I fixed the problem by carefully tracking references to data_ptr, which is definitely an unsafe pattern. Since tch aims to provide bindings to libtorch in the most direct way possible, I'm not sure if it's something that can be fixed, but it can be documented somewhere.
Do you have evidence that this is actually undefined behavior, or is it merely a confusing use of interior mutability? You can do confusing things with Arc<RefCell<T>> in completely safe Rust, too.
@LaurentMazare
@antimora that's very interesting, do you have a small tch example that triggers the UB? I don't think we ever came up with one and it's unclear that it could actually happen but if you have an example that would be very helpful in order to propose a fix.
I asked @nathanielsimard to respond to your request since he is the one who fixed a bug on our end.
@andersk I would say this:
Mutating immutable data. All data inside a const item is immutable. Moreover, all data reached through a shared reference or data owned by an immutable binding is immutable, unless that data is contained within an UnsafeCell<U>.
The difference with RefCell is that it will panic if you try to have multiple mutable references to the same value, or just a "readonly" reference when one mutable reference exists. However, I don't think shallow_clone validates that. Maybe making the function unsafe would better communicate that it's the caller responsability to ensure that multiple tensors will not mutate the same data.
From the same link:
unsafe only means that avoiding undefined behavior is on the programmer; it does not change anything about the fact that Rust programs must never cause undefined behavior.
That’s my point though—as far as I’m aware, the data in a Tensor is not reachable through a shared reference or owned by an immutable binding. It’s only reachable through a raw pointer, which is not subject to those rules.

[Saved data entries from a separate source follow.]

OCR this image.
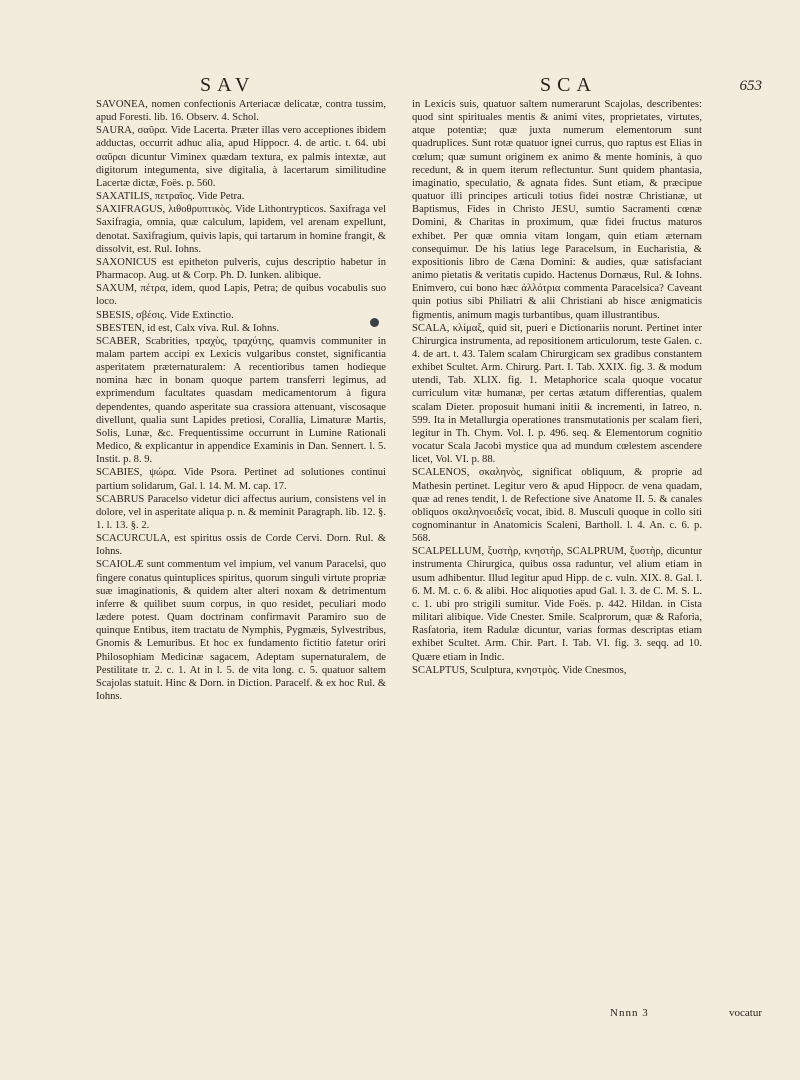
SAV	SCA	653

SAVONEA, nomen confectionis Arteriacæ delicatæ, contra tussim, apud Foresti. lib. 16. Observ. 4. Schol.

SAURA, σαῦρα. Vide Lacerta. Præter illas vero acceptiones ibidem adductas, occurrit adhuc alia, apud Hippocr. 4. de artic. t. 64. ubi σαῦραι dicuntur Viminex quædam textura, ex palmis intextæ, aut digitorum integumenta, sive digitalia, à lacertarum similitudine Lacertæ dictæ, Foës. p. 560.

SAXATILIS, πετραῖος. Vide Petra.

SAXIFRAGUS, λιθοθρυπτικὸς. Vide Lithontrypticos. Saxifraga vel Saxifragia, omnia, quæ calculum, lapidem, vel arenam expellunt, denotat. Saxifragium, quivis lapis, qui tartarum in homine frangit, & dissolvit, est. Rul. Iohns.

SAXONICUS est epitheton pulveris, cujus descriptio habetur in Pharmacop. Aug. ut & Corp. Ph. D. Iunken. alibique.

SAXUM, πέτρα, idem, quod Lapis, Petra; de quibus vocabulis suo loco.

SBESIS, σβέσις. Vide Extinctio.

SBESTEN, id est, Calx viva. Rul. & Iohns.

SCABER, Scabrities, τραχὺς, τραχύτης, quamvis communiter in malam partem accipi ex Lexicis vulgaribus constet, significantia asperitatem præternaturalem: A recentioribus tamen hodieque nomina hæc in bonam quoque partem transferri legimus, ad exprimendum facultates quasdam medicamentorum à figura dependentes, quando asperitate sua crassiora attenuant, viscosaque divellunt, qualia sunt Lapides pretiosi, Corallia, Limaturæ Martis, Solis, Lunæ, &c. Frequentissime occurrunt in Lumine Rationali Medico, & explicantur in appendice Examinis in Dan. Sennert. l. 5. Instit. p. 8. 9.

SCABIES, ψώρα. Vide Psora. Pertinet ad solutiones continui partium solidarum, Gal. l. 14. M. M. cap. 17.

SCABRUS Paracelso videtur dici affectus aurium, consistens vel in dolore, vel in asperitate aliqua p. n. & meminit Paragraph. lib. 12. §. 1. l. 13. §. 2.

SCACURCULA, est spiritus ossis de Corde Cervi. Dorn. Rul. & Iohns.

SCAIOLÆ sunt commentum vel impium, vel vanum Paracelsi, quo fingere conatus quintuplices spiritus, quorum singuli virtute propriæ suæ imaginationis, & quidem alter alteri noxam & detrimentum inferre & quilibet suum corpus, in quo residet, peculiari modo lædere potest. Quam doctrinam confirmavit Paramiro suo de quinque Entibus, item tractatu de Nymphis, Pygmæis, Sylvestribus, Gnomis & Lemuribus. Et hoc ex fundamento fictitio fatetur oriri Philosophiam Medicinæ sagacem, Adeptam supernaturalem, de Pestilitate tr. 2. c. 1. At in l. 5. de vita long. c. 5. quatuor saltem Scajolas statuit. Hinc & Dorn. in Diction. Paracelf. & ex hoc Rul. & Iohns.

in Lexicis suis, quatuor saltem numerarunt Scajolas, describentes: quod sint spirituales mentis & animi vites, proprietates, virtutes, atque potentiæ; quæ juxta numerum elementorum sunt quadruplices. Sunt rotæ quatuor ignei currus, quo raptus est Elias in cœlum; quæ sumunt originem ex animo & mente hominis, à quo recedunt, & in quem iterum reflectuntur. Sunt quidem phantasia, imaginatio, speculatio, & agnata fides. Sunt etiam, & præcipue quatuor illi principes articuli totius fidei nostræ Christianæ, ut Baptismus, Fides in Christo JESU, sumtio Sacramenti cœnæ Domini, & Charitas in proximum, quæ fidei fructus maturos exhibet. Per quæ omnia vitam longam, quin etiam æternam consequimur. De his latius lege Paracelsum, in Eucharistia, & expositionis libro de Cæna Domini: & audies, quæ satisfaciant animo pietatis & veritatis cupido. Hactenus Dornæus, Rul. & Iohns. Enimvero, cui bono hæc ἀλλότρια commenta Paracelsica? Caveant quin potius sibi Philiatri & alii Christiani ab hisce ænigmaticis figmentis, animum magis turbantibus, quam illustrantibus.

SCALA, κλίμαξ, quid sit, pueri e Dictionariis norunt. Pertinet inter Chirurgica instrumenta, ad repositionem articulorum, teste Galen. c. 4. de art. t. 43. Talem scalam Chirurgicam sex gradibus constantem exhibet Scultet. Arm. Chirurg. Part. I. Tab. XXIX. fig. 3. & modum utendi, Tab. XLIX. fig. 1. Metaphorice scala quoque vocatur curriculum vitæ humanæ, per certas ætatum differentias, qualem scalam Dieter. proposuit humani initii & incrementi, in Iatreo, n. 599. Ita in Metallurgia operationes transmutationis per scalam fieri, legitur in Th. Chym. Vol. I. p. 496. seq. & Elementorum cognitio vocatur Scala Jacobi mystice qua ad mundum cœlestem ascendere licet, Vol. VI. p. 88.

SCALENOS, σκαληνὸς, significat obliquum, & proprie ad Mathesin pertinet. Legitur vero & apud Hippocr. de vena quadam, quæ ad renes tendit, l. de Refectione sive Anatome II. 5. & canales obliquos σκαληνοειδεῖς vocat, ibid. 8. Musculi quoque in collo siti cognominantur in Anatomicis Scaleni, Bartholl. l. 4. An. c. 6. p. 568.

SCALPELLUM, ξυστὴρ, κνηστὴρ, SCALPRUM, ξυστὴρ, dicuntur instrumenta Chirurgica, quibus ossa raduntur, vel alium etiam in usum adhibentur. Illud legitur apud Hipp. de c. vuln. XIX. 8. Gal. l. 6. M. M. c. 6. & alibi. Hoc aliquoties apud Gal. l. 3. de C. M. S. L. c. 1. ubi pro strigili sumitur. Vide Foës. p. 442. Hildan. in Cista militari alibique. Vide Cnester. Smile. Scalprorum, quæ & Raforia, Rasfatoria, item Radulæ dicuntur, varias formas descriptas etiam exhibet Scultet. Arm. Chir. Part. I. Tab. VI. fig. 3. seqq. ad 10. Quære etiam in Indic.

SCALPTUS, Sculptura, κνηστμὸς. Vide Cnesmos,

Nnnn 3	vocatur
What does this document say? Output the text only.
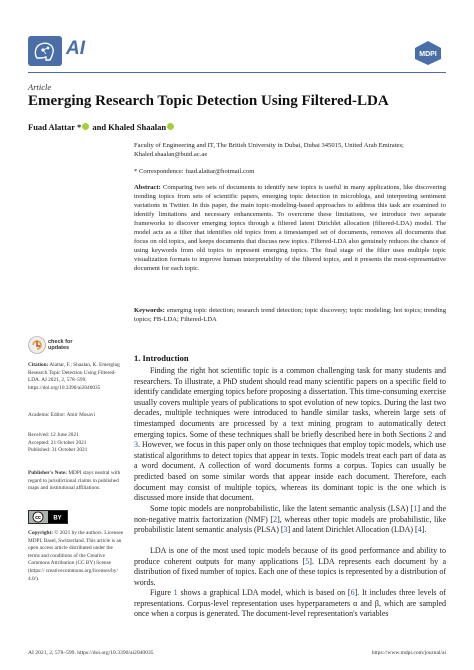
AI	MDPI
Article
Emerging Research Topic Detection Using Filtered-LDA
Fuad Alattar * and Khaled Shaalan
Faculty of Engineering and IT, The British University in Dubai, Dubai 345015, United Arab Emirates;
Khaled.shaalan@buid.ac.ae
* Correspondence: fuad.alattar@hotmail.com
Abstract: Comparing two sets of documents to identify new topics is useful in many applications, like discovering trending topics from sets of scientific papers, emerging topic detection in microblogs, and interpreting sentiment variations in Twitter. In this paper, the main topic-modeling-based approaches to address this task are examined to identify limitations and necessary enhancements. To overcome these limitations, we introduce two separate frameworks to discover emerging topics through a filtered latent Dirichlet allocation (filtered-LDA) model. The model acts as a filter that identifies old topics from a timestamped set of documents, removes all documents that focus on old topics, and keeps documents that discuss new topics. Filtered-LDA also genuinely reduces the chance of using keywords from old topics to represent emerging topics. The final stage of the filter uses multiple topic visualization formats to improve human interpretability of the filtered topics, and it presents the most-representative document for each topic.
Keywords: emerging topic detection; research trend detection; topic discovery; topic modeling; hot topics; trending topics; FB-LDA; Filtered-LDA
check for
updates
Citation: Alattar, F.; Shaalan, K. Emerging Research Topic Detection Using Filtered-LDA. AI 2021, 2, 578–599. https://doi.org/10.3390/ai2040035
Academic Editor: Amir Mosavi
Received: 12 June 2021
Accepted: 21 October 2021
Published: 31 October 2021
Publisher's Note: MDPI stays neutral with regard to jurisdictional claims in published maps and institutional affiliations.
cc BY
Copyright: © 2021 by the authors. Licensee MDPI, Basel, Switzerland. This article is an open access article distributed under the terms and conditions of the Creative Commons Attribution (CC BY) license (https:// creativecommons.org/licenses/by/ 4.0/).
1. Introduction
Finding the right hot scientific topic is a common challenging task for many students and researchers. To illustrate, a PhD student should read many scientific papers on a specific field to identify candidate emerging topics before proposing a dissertation. This time-consuming exercise usually covers multiple years of publications to spot evolution of new topics. During the last two decades, multiple techniques were introduced to handle similar tasks, wherein large sets of timestamped documents are processed by a text mining program to automatically detect emerging topics. Some of these techniques shall be briefly described here in both Sections 2 and 3. However, we focus in this paper only on those techniques that employ topic models, which use statistical algorithms to detect topics that appear in texts. Topic models treat each part of data as a word document. A collection of word documents forms a corpus. Topics can usually be predicted based on some similar words that appear inside each document. Therefore, each document may consist of multiple topics, whereas its dominant topic is the one which is discussed more inside that document.
Some topic models are nonprobabilistic, like the latent semantic analysis (LSA) [1] and the non-negative matrix factorization (NMF) [2], whereas other topic models are probabilistic, like probabilistic latent semantic analysis (PLSA) [3] and latent Dirichlet Allocation (LDA) [4].
LDA is one of the most used topic models because of its good performance and ability to produce coherent outputs for many applications [5]. LDA represents each document by a distribution of fixed number of topics. Each one of these topics is represented by a distribution of words.
Figure 1 shows a graphical LDA model, which is based on [6]. It includes three levels of representations. Corpus-level representation uses hyperparameters α and β, which are sampled once when a corpus is generated. The document-level representation's variables
AI 2021, 2, 578–599. https://doi.org/10.3390/ai2040035	https://www.mdpi.com/journal/ai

https://github.com/LaurentMazare/tch-rs/blob/123c96c88d6f63511e58df7246834b39d89f1ab5/src/wrappers/tensor.rs#L18-L20
If this library were to expose an operation that dereferences this raw pointer and returns a Rust reference, that could be used by safe code to trigger undefined behavior. But I don’t see an operation like that.
(Rc<Cell<T>> is a closer analogy in safe Rust, since there’s no safe way to get a &T out of that.)
Hmm, the Send implementation is suspicious though:
https://github.com/LaurentMazare/tch-rs/blob/123c96c88d6f63511e58df7246834b39d89f1ab5/src/wrappers/tensor.rs#L22
based on this note from an upstream contributor that “Tensors are thread safe to read from multiple threads but they are not threadsafe to write”.
I'm not qualify enough to say with certainty what is or is not undefined behavior, I'm just pointing out that in-place operations can have surprising side effects, especialy when coupled with operations that may or may not return a newly allocated tensor.
I'm also not sure if there is something to do here, LibTorch was not written in Rust and if a view is modified, they may chose to modify the parent tensor as well! I don't see how this could be fixed while still keeping and API as close as possible to the C++ API.
It aims at staying as close as possible to the original C++ api. More idiomatic rust bindings could then be developed on top of this.